ATTENTION aussi, respectez la coutume locale: « eating is cheating », « seating is cheating », et dragging aussi, par le truchement de la conséquence i.e. on est pas là pour rigoler, quand on boit, on mange pas, on s’assied pas, on ne s’interromps pas en vue d’une éventuelle parade nuptiale. Ça serait nuire à la substantifique moelle de la pinte de bière anglaise. 

 Tout ce qu’il vous reste à faire, malheureux, c’est d’attendre, Attendre. Attendre. Et attendre encore, enduite de dignitosity-at-all-times. Au bout d’un moment, le Briton s’endort. Un Briton endormi se reconnait aux indices suivants: Il a toujours sa bière gluée à la main et il est toujours debout, MAIS il forme un angle de 45 degrés avec le sol, et soit, il s’appuie contre un truc – la plupart du temps, un fut de bière – soit, il connait un mouvement concentrique de forme circulaire autour d’un axe vertical centré sur son fesse. Il vous suffit alors de le cueillir pour votre usage personnel, en le collant dans le taxi pendant qu’il se rend compte de rien.

Un Briton se réveillant dans votre maison sera OBLIGÉ de vous épouser ensuite, c’est la loi.
Au pire, vous pouvez aussi  lui dire que c’est la loi en France – c’est le cas en Corse, en tout cas – , sinon mon père, IL  TE TUE.

.

2ème situation: Le Briton rentre à son hôtel le soir après un diner romantique avec vous, où par souci de franche camaraderie et en vue de possibles relations sessuelles, vous avez pris soin d’éviter les escargots à l’ail / les huitres aux échalotes / le  tartare aux oignons (TORTURE). Vous méritez bien d’en être récompensée, mais attention, là aussi, il y a des pièges.
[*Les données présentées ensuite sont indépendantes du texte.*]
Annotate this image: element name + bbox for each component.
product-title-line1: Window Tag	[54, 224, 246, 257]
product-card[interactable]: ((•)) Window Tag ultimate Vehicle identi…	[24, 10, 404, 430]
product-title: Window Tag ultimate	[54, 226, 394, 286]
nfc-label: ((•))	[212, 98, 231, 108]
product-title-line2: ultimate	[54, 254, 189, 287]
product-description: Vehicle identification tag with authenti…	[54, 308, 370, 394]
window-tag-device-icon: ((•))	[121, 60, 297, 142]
L’erreur classique consiste à utiliser ma méthode habituelle, c’est-à-dire demander à utiliser sa salle de bain, lui dire de vous rejoindre in 5 minutes,  et PAF, according to the plan, quand il arrivera, vous serez nue comme un ver allongée langoureusement sur le lit, une lollipop à la main, ouverte à toute éventualité sessuelle. Nan. Car au bout de 1:30h, vous serez toujours nue comme un ver allongée sur le lit, vos pieds afficheront une température de -12 degrés,  et votre torticolis de fesses aura fortement réduit les éventualités sessuelles. Il faudra vous rhabiller pour retrouver votre Briton en bas, au pub. Si par malheur le Briton croise un pub, c’est mort. Or, je vous rappelle qu’une fois au pub, y a plus moyen, hein, cf. la situation précitée.

Mais le Briton est UBER poli, c’est là son point faible. Si 4 filles rentrent dans un ascenseur suivi du Briton et que celui-ci se trouve près de la porte, pour autant il ne sortira en aucun cas le premier de l’ascenseur. C’est pour lui une question de vie UND de mort: IL FAUT qu’il laisse passer tout le monde avant.  Il vous suffira donc de raccompagner votre Briton. Au moment de sortir de l’ascenseur, il rougit et tente de se plaquer contre le côté pour vous laisser passer: l’enjamber et PAF, se coincer un nichon dans sa cravate.

Un Briton qui vous a démêlé le nichon de sa cravate sera OBLIGÉ de t’épouser ensuite, c’est la loi.
Au pire, vous pouvez aussi  lui dire que c’est la loi en France – c’est le cas en Corse, en tout cas – , sinon mon père, IL  TE TUE.